Marcos: Eu só queria acrescentar que essa posição do STJ talvez traga até uma maior confusão. Porque ele fala que tem que haver pagamento, mas então qual o pagamento? Se eu devo 100 e pago um real, isso já basta? Eu acho que vai causar alguma confusão. Eu acho que a posição do Conselho é mais acertada.

Sr. Presidente Paulo Bonilha: Bianco.

João Francisco Bianco: Justamente me parece que a linha de raciocínio do Conselho de Contribuintes é exatamente essa. O contribuinte, se ele pagar 1 real, então ele já desloca do 173 para o 150. Não tem sentido. E um outro raciocínio, que foi exposto em algumas decisões da primeira Câmara, é com relação a por que não há o pagamento? Se o contribuinte, especificamente no caso do Imposto de Renda, ele apura prejuízo fiscal naquele exercício, ele não paga porque ele teve prejuízo. Mas ele entregou corretamente a sua declaração, ele expôs a sua situação, ele abriu, é transparente a situação dele perante o Fisco. Então, não é justo que o contribuinte que agiu corretamente, que agiu rigorosamente de acordo com a lei, simplesmente porque apurou o prejuízo, então a contagem do prazo de decadência dele é deslocado do 150 para a 173. Em função de todas essas situações, de todas essas particularidades, é que o Conselho está indo nessa linha de, como disse o doutor Gadelha aqui no IBDT, vamos simplificar a situação. Tudo, qualquer que seja a situação fática, tudo está sujeito, qualquer situação está sujeita ao 150 Parágrafo 4°.

Sr. Presidente Paulo Bonilha: Pois não, Ricardo.
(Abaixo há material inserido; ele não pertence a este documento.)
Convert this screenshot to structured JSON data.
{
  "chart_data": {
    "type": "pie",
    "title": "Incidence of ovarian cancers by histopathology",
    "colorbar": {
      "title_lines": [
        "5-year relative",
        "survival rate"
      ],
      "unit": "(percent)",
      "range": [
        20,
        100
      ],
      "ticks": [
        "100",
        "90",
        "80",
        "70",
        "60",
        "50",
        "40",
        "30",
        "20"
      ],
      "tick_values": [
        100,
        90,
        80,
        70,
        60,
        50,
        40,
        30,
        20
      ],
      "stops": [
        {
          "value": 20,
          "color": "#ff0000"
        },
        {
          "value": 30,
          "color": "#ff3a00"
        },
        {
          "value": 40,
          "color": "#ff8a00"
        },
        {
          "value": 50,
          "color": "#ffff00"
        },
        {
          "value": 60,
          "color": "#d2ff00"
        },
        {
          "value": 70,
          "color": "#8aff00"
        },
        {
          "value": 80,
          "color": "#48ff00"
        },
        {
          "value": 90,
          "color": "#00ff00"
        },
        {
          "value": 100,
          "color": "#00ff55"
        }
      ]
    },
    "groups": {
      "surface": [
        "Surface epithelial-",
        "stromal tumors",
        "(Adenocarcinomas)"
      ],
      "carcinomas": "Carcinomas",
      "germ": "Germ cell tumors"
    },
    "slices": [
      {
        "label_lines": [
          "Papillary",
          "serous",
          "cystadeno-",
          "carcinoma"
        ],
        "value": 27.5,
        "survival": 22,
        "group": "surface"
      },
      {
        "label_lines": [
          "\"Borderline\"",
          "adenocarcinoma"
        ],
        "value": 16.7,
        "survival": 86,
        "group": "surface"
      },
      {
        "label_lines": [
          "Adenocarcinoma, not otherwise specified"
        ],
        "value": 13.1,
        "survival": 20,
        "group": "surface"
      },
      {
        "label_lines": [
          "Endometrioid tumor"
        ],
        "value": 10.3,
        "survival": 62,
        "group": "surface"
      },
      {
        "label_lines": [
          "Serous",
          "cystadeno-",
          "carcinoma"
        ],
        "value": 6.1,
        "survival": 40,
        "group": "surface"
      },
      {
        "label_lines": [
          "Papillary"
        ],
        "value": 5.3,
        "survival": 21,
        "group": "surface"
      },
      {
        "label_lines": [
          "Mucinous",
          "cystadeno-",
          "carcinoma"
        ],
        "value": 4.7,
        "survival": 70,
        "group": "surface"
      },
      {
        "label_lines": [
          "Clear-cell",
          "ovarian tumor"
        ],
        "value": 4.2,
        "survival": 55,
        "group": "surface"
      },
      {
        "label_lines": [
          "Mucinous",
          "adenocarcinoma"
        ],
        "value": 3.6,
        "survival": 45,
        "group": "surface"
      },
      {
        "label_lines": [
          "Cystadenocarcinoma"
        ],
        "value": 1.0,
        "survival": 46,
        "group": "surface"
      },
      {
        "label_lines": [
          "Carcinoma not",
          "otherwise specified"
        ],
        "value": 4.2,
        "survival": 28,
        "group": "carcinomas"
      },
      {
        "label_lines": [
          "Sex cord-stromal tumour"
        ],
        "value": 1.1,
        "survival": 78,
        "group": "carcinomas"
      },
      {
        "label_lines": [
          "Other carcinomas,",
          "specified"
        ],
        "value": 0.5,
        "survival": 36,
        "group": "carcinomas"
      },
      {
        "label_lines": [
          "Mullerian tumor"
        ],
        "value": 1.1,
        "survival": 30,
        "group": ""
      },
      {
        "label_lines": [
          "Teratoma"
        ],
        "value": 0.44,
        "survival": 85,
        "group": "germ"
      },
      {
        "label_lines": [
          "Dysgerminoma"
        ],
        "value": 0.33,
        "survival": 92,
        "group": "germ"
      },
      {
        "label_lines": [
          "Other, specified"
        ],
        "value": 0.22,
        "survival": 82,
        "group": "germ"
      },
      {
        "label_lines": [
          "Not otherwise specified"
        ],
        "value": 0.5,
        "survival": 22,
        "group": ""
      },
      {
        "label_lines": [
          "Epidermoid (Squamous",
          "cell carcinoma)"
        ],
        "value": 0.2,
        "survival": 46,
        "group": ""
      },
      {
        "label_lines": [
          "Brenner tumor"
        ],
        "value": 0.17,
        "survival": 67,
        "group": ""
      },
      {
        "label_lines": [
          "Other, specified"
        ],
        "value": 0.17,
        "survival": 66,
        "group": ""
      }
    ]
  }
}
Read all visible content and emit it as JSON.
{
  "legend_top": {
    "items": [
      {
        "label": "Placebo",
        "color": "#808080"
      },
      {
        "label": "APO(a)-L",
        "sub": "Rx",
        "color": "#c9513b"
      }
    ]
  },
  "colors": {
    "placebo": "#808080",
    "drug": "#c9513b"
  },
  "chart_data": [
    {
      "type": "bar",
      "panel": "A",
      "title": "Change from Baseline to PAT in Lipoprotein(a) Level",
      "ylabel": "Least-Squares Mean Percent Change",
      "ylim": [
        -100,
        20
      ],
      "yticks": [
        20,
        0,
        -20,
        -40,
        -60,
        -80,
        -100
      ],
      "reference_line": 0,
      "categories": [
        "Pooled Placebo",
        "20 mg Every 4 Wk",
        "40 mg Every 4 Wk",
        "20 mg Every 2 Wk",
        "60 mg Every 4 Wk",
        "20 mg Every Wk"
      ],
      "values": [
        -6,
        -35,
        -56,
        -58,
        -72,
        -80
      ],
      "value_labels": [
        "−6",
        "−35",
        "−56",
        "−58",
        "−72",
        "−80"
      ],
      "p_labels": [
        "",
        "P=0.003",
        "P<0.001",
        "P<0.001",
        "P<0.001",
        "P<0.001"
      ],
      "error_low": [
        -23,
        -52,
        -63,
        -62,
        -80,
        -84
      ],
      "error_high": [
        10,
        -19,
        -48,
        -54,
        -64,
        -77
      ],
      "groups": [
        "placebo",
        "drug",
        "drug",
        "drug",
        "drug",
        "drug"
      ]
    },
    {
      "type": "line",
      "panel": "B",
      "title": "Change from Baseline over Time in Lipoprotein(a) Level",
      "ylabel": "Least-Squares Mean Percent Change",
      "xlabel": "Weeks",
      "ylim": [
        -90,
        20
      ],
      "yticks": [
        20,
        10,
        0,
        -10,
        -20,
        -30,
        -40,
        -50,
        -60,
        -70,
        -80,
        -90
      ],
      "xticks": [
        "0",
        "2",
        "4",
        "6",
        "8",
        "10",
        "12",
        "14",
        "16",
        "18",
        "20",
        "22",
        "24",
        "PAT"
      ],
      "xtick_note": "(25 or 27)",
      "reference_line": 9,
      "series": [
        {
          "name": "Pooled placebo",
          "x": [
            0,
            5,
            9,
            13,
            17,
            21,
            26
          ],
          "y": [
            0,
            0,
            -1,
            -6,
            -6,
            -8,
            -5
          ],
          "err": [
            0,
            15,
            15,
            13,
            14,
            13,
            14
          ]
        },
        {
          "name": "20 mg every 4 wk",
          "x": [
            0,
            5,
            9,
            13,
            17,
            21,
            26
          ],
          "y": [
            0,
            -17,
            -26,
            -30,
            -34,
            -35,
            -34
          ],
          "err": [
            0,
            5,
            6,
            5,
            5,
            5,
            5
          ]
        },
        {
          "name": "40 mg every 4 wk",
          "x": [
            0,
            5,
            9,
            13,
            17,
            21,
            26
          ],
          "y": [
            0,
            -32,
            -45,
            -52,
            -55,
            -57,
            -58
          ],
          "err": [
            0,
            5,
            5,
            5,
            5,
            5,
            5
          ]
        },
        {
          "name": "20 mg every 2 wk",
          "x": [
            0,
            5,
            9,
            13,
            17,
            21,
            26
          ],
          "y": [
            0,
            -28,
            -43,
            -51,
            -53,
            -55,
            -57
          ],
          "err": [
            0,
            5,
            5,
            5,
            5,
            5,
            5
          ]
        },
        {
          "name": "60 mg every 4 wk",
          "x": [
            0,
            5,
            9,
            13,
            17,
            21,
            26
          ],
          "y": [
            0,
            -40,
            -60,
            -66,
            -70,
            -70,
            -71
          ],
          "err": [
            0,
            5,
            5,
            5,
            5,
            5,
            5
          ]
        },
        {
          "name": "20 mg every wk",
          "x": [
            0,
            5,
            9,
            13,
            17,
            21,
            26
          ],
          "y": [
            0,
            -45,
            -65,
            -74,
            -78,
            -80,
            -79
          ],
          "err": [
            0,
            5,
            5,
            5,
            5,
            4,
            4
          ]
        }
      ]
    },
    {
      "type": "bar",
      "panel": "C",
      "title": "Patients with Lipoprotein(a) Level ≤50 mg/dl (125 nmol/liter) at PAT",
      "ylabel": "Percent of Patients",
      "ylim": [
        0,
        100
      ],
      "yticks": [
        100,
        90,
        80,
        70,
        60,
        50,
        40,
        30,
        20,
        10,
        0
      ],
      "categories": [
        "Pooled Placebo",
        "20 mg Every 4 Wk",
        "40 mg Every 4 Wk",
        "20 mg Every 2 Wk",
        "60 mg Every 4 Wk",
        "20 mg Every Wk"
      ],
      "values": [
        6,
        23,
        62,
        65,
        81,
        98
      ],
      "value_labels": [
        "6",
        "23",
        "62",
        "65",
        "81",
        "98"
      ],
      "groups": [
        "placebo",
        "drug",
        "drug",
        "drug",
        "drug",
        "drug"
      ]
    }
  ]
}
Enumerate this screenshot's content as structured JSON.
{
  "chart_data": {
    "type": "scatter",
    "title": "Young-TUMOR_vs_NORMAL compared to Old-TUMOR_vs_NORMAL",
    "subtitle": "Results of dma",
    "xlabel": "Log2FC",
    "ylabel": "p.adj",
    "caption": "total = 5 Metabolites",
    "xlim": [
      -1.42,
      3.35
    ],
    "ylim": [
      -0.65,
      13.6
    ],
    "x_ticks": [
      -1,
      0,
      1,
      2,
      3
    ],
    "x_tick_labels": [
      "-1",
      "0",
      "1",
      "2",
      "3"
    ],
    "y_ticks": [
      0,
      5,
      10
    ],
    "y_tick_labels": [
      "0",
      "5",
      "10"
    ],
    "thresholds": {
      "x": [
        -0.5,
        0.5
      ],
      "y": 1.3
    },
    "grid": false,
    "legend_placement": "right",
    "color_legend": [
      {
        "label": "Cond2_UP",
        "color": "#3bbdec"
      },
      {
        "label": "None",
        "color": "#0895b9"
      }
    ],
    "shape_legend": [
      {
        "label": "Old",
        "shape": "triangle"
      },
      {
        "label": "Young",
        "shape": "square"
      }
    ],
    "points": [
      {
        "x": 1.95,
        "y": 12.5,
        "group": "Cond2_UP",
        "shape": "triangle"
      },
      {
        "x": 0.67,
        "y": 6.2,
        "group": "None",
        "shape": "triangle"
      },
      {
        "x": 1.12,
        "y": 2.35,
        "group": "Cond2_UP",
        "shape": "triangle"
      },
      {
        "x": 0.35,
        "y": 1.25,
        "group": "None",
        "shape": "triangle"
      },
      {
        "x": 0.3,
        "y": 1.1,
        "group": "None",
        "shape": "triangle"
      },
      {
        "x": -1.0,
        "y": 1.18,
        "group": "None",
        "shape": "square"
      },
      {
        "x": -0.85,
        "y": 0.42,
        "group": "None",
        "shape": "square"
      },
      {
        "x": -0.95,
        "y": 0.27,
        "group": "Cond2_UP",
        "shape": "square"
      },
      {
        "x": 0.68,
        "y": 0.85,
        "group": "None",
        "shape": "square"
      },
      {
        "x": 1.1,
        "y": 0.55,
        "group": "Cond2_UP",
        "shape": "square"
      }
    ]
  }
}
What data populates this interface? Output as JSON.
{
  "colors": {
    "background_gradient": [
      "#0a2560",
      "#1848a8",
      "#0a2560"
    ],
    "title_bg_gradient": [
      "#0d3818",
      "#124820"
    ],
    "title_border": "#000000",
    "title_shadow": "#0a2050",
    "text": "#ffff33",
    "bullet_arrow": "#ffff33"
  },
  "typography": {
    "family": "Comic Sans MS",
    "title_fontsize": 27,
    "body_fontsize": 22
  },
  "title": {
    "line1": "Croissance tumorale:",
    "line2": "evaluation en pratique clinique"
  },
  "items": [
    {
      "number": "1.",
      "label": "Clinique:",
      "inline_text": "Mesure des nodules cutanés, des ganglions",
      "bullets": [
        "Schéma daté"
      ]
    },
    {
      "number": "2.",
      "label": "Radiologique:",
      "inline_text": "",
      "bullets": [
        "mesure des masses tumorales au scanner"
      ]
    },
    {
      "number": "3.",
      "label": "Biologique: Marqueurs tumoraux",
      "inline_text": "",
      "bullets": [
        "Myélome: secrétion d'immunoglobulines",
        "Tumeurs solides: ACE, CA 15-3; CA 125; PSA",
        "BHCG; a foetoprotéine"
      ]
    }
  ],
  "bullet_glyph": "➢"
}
Ricardo Mariz de Oliveira: Eu acho que o Conselho... Realmente não sei se o Conselho está divergindo aqui do STJ, mas eu acho que o Conselho de Contribuintes está, ele está surdo a um acórdão prolatado no segundo Conselho de Contribuintes, n. CSRF/02-0731. Já fiz referência a ele aqui numa reunião anterior, ele pôs o dedo em cima da questão. Eu acho que há um erro, uma verdadeira petição de principio, se eu pagar 1 real, então eu fico nos 150, e devia 10 milhões. Eu acho que isso é uma bobagem. Esse acórdão que eu estou me referindo é relatado pelo conselheiro Sérgio Veloso; e ele diz uma coisa muito importante, que o 150 não trata de decadência, ele trata de extinção do crédito tributário. E a extinção do crédito tributário - eu vou ler o 150, todos já leram mil vezes, mas eu vou ler para seguir a linha, para ver como a linha é coerente - o Parágrafo 1° diz: "O pagamento antecipado pelo obrigado, nos termos desse artigo, extingue o crédito sobre condição resolutória da anterior homologação do lançamento". E o Parágrafo 4° diz: "Se a lei não fixar prazo à homologação, será ele de cinco anos, a contar da ocorrência do fato gerador". Agora, o 4° evidentemente está amarrado ao Parágrafo 1°, porque o 4° está se referindo à homologação. Homologação do quê? Homologação do lançamento, que ocorre posteriormente ao ato de pagamento. Se não houver ato de pagamento não há o que homologar. Porque, aliás, você só homologa uma coisa que ocorreu positivamente, não uma coisa que não ocorreu. Você não homologada um nada. Bom, pelo menos eu penso assim. Pode ser que no campo da filosofia alguém possa provar o contrário. Agora, nós não podemos esquecer também que o 149--

Sr. Presidente Paulo Bonilha: Inciso V.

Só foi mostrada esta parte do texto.